Commercial free-to-air networks have jumped on the release of the Federal Government’s latest research paper on media ownership, which could see the ‘reach rule’ relaxed and pave the way for consolidation.
The Department of Communications’ said removing the 75% reach rule could lead to a consolidation but that it is “’unlikely to result in a substantial reduction in the number of commercial television broadcasters”.
Seven declined to comment but Ten took the opportunity to brand the rule as belonging “to the last century” and Nine said its removal is “critical” to broadcasting’s future.
A Nine spokesperson said: “Nine welcomes the report , and notes there was a bipartisan report from the last parliament unanimously recommending the removal of the reach rule.
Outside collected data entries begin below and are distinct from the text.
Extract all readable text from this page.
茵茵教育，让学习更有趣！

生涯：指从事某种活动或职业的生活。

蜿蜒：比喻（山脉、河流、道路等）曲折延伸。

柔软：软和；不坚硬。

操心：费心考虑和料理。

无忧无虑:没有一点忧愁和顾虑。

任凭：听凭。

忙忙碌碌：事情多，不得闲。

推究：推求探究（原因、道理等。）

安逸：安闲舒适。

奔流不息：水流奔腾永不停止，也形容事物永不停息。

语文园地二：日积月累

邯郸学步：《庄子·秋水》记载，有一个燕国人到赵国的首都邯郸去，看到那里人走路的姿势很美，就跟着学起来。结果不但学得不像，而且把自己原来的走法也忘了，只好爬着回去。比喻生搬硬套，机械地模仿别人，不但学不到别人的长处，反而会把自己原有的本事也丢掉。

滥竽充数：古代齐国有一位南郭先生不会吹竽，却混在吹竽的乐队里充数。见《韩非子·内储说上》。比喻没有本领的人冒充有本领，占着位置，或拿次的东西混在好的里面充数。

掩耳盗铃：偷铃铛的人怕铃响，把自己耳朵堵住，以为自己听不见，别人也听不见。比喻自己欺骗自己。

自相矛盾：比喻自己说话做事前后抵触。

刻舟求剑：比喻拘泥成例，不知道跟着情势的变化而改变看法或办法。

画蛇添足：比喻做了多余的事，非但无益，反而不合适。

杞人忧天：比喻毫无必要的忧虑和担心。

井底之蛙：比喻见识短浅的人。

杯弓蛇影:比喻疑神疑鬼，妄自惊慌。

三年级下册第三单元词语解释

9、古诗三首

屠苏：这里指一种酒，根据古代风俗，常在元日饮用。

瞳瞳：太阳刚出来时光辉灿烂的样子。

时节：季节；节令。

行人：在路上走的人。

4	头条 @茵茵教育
We believe removal of the rule is critical to the future of broadcasting and regional broadcasting in particular , and we will work with government throughout their consultation process.”
Hamish McLennan, executive chairman and chief executive officer of Ten, said: “The government’s paper confirms that the current media control and ownership rules belong to the last century.
“They are outdated, ineffective and anti-competitive. They prevent homegrown media companies from competing with online behemoths whose growing global dominance is unfettered by regulation, or local tax laws. They inhibit local players from truly taking on the internet giants in this market. They also prevent commercial media companies from growing as the ABC is allowed to do across multiple platforms.
“Today, media companies must be truly cross-platform in order to be sustainable. The current media control and ownership rules arbitrarily prevent that from happening fully. They threaten media diversity, production of local content and local jobs. They must be repealed urgently.